Unbiased Estimator.

Cynderella

New Member
the radius of a circle is measured with an error of measurement which is distributed normal with mean $$0$$ and variance $$\sigma^2$$,$$\sigma^2$$ unknown.Given $$n$$ independent measurements of the radius , find an unbiased estimator of the area of the circle.

By using *Maximum Likelihood Estimator* I found

$$\hat\sigma^2=\frac{\sum r_i^2}{n}$$

where $$r$$ is the radius of the circle and $$r\sim N(0,\sigma^2)$$.

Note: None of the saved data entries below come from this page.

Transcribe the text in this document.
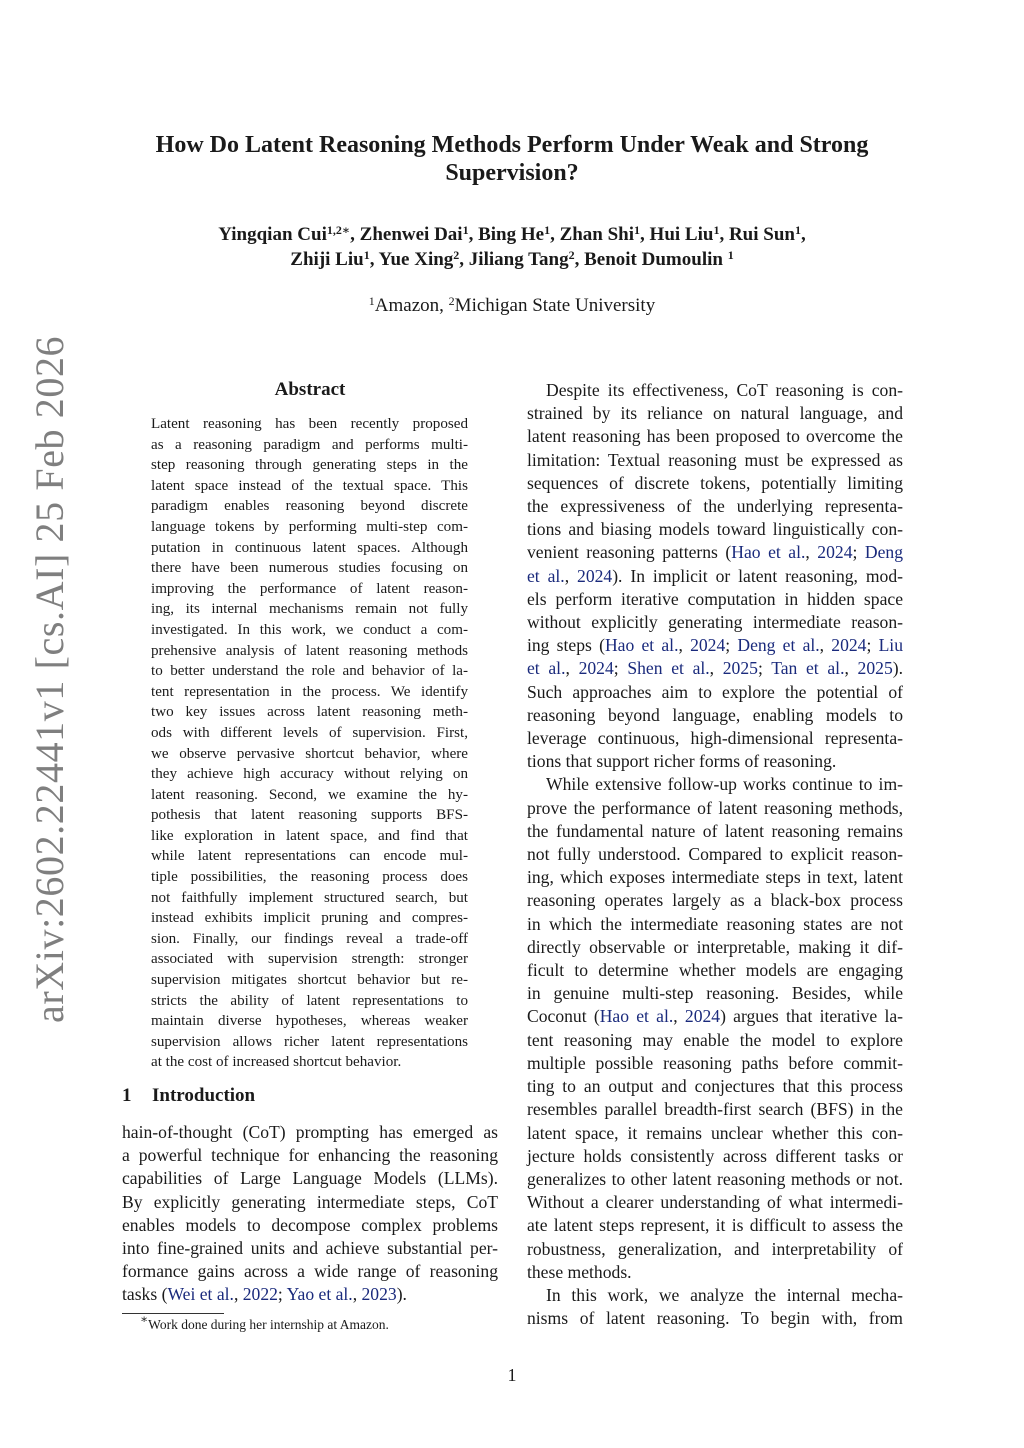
How Do Latent Reasoning Methods Perform Under Weak and Strong
Supervision?
Yingqian Cui$^{1,2∗}$, Zhenwei Dai$^1$, Bing He$^1$, Zhan Shi$^1$, Hui Liu$^1$, Rui Sun$^1$,
Zhiji Liu$^1$, Yue Xing$^2$, Jiliang Tang$^2$, Benoit Dumoulin $^1$
$^1$Amazon, $^2$Michigan State University
arXiv:2602.22441v1 [cs.AI] 25 Feb 2026	Abstract
Latent reasoning has been recently proposed
as a reasoning paradigm and performs multi-
step reasoning through generating steps in the
latent space instead of the textual space. This
paradigm enables reasoning beyond discrete
language tokens by performing multi-step com-
putation in continuous latent spaces. Although
there have been numerous studies focusing on
improving the performance of latent reason-
ing, its internal mechanisms remain not fully
investigated. In this work, we conduct a com-
prehensive analysis of latent reasoning methods
to better understand the role and behavior of la-
tent representation in the process. We identify
two key issues across latent reasoning meth-
ods with different levels of supervision. First,
we observe pervasive shortcut behavior, where
they achieve high accuracy without relying on
latent reasoning. Second, we examine the hy-
pothesis that latent reasoning supports BFS-
like exploration in latent space, and find that
while latent representations can encode mul-
tiple possibilities, the reasoning process does
not faithfully implement structured search, but
instead exhibits implicit pruning and compres-
sion. Finally, our findings reveal a trade-off
associated with supervision strength: stronger
supervision mitigates shortcut behavior but re-
stricts the ability of latent representations to
maintain diverse hypotheses, whereas weaker
supervision allows richer latent representations
at the cost of increased shortcut behavior.
1 Introduction
hain-of-thought (CoT) prompting has emerged as
a powerful technique for enhancing the reasoning
capabilities of Large Language Models (LLMs).
By explicitly generating intermediate steps, CoT
enables models to decompose complex problems
into fine-grained units and achieve substantial per-
formance gains across a wide range of reasoning
tasks (Wei et al., 2022; Yao et al., 2023).
Despite its effectiveness, CoT reasoning is con-
strained by its reliance on natural language, and
latent reasoning has been proposed to overcome the
limitation: Textual reasoning must be expressed as
sequences of discrete tokens, potentially limiting
the expressiveness of the underlying representa-
tions and biasing models toward linguistically con-
venient reasoning patterns (Hao et al., 2024; Deng
et al., 2024). In implicit or latent reasoning, mod-
els perform iterative computation in hidden space
without explicitly generating intermediate reason-
ing steps (Hao et al., 2024; Deng et al., 2024; Liu
et al., 2024; Shen et al., 2025; Tan et al., 2025).
Such approaches aim to explore the potential of
reasoning beyond language, enabling models to
leverage continuous, high-dimensional representa-
tions that support richer forms of reasoning.
While extensive follow-up works continue to im-
prove the performance of latent reasoning methods,
the fundamental nature of latent reasoning remains
not fully understood. Compared to explicit reason-
ing, which exposes intermediate steps in text, latent
reasoning operates largely as a black-box process
in which the intermediate reasoning states are not
directly observable or interpretable, making it dif-
ficult to determine whether models are engaging
in genuine multi-step reasoning. Besides, while
Coconut (Hao et al., 2024) argues that iterative la-
tent reasoning may enable the model to explore
multiple possible reasoning paths before commit-
ting to an output and conjectures that this process
resembles parallel breadth-first search (BFS) in the
latent space, it remains unclear whether this con-
jecture holds consistently across different tasks or
generalizes to other latent reasoning methods or not.
Without a clearer understanding of what intermedi-
ate latent steps represent, it is difficult to assess the
robustness, generalization, and interpretability of
these methods.
In this work, we analyze the internal mecha-
nisms of latent reasoning. To begin with, from
∗Work done during her internship at Amazon.
1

Then i am stucked to find the unbiased estimator of the area of the circle

Dragan

Super Moderator
the radius of a circle is measured with an error of measurement which is distributed normal with mean $$0$$ and variance $$\sigma^2$$,$$\sigma^2$$ unknown.Given $$n$$ independent measurements of the radius , find an unbiased estimator of the area of the circle.

By using *Maximum Likelihood Estimator* I found

$$\hat\sigma^2=\frac{\sum r_i^2}{n}$$

where $$r$$ is the radius of the circle and $$r\sim N(0,\sigma^2)$$.

Then i am stucked to find the unbiased estimator of the area of the circle

What is the expected value of: $$\pi\frac{\sum r_i^2}{n}$$,
while noting that the sample variances of the n radius measures will have expected value of sigma^2.